DeepHist: Differentiable Joint and Color Histogram Layers for Image-to-Image Translation
This work addresses image-to-image translation for computer vision applications, offering a method to precisely control color distributions, though it is incremental as it builds on existing techniques like Pix2Pix and CycleGANs.
The paper tackles the problem of image-to-image translation by controlling the color distribution of output images, introducing a novel framework that uses differentiable histogram layers to match reference color distributions while preserving structural content, achieving promising results in tasks like color transfer and image colorization.

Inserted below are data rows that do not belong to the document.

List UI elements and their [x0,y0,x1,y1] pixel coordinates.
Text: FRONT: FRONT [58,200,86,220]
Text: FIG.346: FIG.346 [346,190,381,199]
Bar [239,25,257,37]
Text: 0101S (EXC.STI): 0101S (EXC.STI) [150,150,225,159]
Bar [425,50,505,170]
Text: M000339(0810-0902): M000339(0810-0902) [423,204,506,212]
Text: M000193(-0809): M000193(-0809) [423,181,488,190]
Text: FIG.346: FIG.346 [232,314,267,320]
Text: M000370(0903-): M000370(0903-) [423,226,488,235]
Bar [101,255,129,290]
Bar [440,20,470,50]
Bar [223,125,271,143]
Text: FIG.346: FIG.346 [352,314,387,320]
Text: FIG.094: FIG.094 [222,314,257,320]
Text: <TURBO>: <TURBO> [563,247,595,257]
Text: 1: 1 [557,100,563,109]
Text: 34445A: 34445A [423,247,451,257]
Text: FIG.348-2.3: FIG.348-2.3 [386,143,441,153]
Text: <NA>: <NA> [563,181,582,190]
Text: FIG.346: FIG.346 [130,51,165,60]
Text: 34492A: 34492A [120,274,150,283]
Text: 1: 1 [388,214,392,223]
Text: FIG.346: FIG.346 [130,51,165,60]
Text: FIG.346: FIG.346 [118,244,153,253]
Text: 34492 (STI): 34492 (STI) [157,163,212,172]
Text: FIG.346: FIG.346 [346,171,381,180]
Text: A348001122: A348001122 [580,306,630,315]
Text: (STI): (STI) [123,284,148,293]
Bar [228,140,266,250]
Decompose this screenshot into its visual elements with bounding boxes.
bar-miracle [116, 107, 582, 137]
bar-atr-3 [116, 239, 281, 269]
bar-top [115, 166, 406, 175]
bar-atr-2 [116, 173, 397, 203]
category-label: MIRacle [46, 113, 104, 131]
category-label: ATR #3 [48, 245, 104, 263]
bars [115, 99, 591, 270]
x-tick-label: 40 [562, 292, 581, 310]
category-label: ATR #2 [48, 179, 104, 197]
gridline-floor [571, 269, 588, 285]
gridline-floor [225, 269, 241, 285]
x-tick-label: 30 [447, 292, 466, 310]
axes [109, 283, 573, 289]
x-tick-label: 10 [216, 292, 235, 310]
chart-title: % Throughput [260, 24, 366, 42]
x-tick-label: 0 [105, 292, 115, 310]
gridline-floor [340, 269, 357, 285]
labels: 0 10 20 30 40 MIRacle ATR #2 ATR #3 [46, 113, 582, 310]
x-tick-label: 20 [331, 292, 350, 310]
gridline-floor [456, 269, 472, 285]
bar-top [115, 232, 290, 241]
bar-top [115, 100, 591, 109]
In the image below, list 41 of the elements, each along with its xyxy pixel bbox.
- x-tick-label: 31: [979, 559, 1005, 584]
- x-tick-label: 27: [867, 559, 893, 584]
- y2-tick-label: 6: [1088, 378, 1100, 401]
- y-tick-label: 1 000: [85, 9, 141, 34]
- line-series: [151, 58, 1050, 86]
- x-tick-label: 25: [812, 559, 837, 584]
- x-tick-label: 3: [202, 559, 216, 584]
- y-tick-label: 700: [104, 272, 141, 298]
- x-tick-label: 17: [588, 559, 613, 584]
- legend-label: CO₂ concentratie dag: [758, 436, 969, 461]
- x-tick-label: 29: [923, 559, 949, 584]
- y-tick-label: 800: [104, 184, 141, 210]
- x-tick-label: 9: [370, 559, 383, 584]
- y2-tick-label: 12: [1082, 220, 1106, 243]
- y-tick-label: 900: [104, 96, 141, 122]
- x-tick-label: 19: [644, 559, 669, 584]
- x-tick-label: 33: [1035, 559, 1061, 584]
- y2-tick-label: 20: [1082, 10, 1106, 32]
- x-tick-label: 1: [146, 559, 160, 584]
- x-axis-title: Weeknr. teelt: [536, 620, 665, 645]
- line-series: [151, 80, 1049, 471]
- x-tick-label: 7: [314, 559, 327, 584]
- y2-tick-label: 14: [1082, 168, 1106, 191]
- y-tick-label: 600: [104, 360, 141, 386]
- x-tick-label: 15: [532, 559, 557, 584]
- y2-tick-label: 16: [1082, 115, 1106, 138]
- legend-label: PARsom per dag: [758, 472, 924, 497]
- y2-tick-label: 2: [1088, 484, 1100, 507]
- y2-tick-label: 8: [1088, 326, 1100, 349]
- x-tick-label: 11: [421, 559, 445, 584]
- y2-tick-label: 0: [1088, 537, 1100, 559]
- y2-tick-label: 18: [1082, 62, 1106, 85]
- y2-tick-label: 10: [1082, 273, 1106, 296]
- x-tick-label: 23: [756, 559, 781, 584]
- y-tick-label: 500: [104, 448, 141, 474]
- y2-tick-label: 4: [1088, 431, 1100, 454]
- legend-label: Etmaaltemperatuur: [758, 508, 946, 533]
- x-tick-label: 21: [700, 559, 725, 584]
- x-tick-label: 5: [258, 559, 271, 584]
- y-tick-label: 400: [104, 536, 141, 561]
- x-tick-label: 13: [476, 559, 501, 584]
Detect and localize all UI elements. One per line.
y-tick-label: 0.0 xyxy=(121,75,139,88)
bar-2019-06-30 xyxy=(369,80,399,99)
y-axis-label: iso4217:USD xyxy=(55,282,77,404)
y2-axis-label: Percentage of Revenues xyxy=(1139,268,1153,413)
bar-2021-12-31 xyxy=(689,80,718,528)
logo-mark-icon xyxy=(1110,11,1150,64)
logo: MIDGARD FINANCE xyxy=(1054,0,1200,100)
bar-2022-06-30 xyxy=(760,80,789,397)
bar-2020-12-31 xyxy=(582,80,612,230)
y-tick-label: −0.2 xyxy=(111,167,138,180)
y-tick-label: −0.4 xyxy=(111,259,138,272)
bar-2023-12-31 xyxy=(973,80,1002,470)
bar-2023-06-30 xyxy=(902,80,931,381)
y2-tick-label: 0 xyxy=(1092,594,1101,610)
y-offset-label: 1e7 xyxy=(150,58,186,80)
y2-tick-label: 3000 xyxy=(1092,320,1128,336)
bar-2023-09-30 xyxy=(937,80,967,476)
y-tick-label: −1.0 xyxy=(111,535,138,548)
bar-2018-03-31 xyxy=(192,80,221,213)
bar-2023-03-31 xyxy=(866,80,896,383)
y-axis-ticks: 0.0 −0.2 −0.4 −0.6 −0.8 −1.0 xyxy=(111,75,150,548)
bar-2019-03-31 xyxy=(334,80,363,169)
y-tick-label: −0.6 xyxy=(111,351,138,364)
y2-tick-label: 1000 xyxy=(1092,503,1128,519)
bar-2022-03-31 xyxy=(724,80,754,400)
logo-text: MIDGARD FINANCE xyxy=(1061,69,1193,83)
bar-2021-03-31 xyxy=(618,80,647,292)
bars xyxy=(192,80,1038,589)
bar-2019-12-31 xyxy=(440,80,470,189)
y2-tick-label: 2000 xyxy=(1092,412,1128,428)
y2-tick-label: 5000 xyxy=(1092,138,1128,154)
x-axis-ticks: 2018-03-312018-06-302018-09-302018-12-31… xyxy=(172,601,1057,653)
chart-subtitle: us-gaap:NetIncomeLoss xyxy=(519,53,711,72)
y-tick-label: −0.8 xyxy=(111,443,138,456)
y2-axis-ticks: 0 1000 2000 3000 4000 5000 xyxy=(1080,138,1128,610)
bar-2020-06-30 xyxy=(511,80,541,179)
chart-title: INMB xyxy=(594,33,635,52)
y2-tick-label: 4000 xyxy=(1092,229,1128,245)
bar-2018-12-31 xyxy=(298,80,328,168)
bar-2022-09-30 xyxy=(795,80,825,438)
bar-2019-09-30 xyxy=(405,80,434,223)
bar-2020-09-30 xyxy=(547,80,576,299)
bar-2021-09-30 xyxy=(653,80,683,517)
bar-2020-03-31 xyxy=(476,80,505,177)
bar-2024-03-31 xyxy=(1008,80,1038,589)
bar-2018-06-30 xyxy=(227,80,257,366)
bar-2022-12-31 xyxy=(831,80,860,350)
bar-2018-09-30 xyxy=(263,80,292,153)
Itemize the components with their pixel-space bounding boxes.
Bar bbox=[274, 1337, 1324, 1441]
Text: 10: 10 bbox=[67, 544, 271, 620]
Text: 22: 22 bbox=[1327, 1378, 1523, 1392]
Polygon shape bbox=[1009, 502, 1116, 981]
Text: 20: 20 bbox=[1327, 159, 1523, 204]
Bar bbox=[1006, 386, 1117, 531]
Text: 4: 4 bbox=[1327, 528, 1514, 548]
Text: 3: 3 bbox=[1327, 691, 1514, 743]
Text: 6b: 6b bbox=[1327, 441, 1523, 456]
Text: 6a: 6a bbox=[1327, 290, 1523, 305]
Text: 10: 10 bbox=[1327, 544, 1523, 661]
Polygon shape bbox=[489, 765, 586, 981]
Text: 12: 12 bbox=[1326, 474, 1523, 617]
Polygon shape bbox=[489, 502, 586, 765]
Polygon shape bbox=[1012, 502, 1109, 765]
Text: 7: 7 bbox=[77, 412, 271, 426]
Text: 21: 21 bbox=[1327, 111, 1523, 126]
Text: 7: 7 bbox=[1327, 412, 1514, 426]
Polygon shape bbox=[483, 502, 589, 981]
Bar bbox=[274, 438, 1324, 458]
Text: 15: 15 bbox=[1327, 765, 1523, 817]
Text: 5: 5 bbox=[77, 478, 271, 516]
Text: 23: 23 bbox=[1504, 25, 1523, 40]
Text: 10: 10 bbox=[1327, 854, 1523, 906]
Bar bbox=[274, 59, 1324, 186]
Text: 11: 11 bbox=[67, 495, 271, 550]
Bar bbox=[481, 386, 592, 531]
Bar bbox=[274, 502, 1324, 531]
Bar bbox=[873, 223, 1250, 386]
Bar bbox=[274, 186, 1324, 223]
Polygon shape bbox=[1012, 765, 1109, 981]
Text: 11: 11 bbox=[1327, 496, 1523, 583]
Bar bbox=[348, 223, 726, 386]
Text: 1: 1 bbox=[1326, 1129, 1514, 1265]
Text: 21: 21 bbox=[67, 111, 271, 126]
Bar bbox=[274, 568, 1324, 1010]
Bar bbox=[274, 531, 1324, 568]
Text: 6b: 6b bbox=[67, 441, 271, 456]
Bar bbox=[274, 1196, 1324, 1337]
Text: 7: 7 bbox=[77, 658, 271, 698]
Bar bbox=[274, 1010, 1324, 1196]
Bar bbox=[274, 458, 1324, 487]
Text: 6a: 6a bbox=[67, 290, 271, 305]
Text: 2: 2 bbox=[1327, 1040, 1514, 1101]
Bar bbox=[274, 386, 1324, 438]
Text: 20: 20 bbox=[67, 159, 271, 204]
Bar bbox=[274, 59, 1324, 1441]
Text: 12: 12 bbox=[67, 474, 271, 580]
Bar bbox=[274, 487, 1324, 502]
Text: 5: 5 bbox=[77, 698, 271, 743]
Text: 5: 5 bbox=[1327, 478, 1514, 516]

We present the DeepHist - a novel Deep Learning framework for augmenting a network by histogram layers and demonstrate its strength by addressing image-to-image translation problems. Specifically, given an input image and a reference color distribution we aim to generate an output image with the structural appearance (content) of the input (source) yet with the colors of the reference. The key idea is a new technique for a differentiable construction of joint and color histograms of the output images. We further define a color distribution loss based on the Earth Mover's Distance between the output's and the reference's color histograms and a Mutual Information loss based on the joint histograms of the source and the output images. Promising results are shown for the tasks of color transfer, image colorization and edges $\rightarrow$ photo, where the color distribution of the output image is controlled. Comparison to Pix2Pix and CyclyGANs are shown.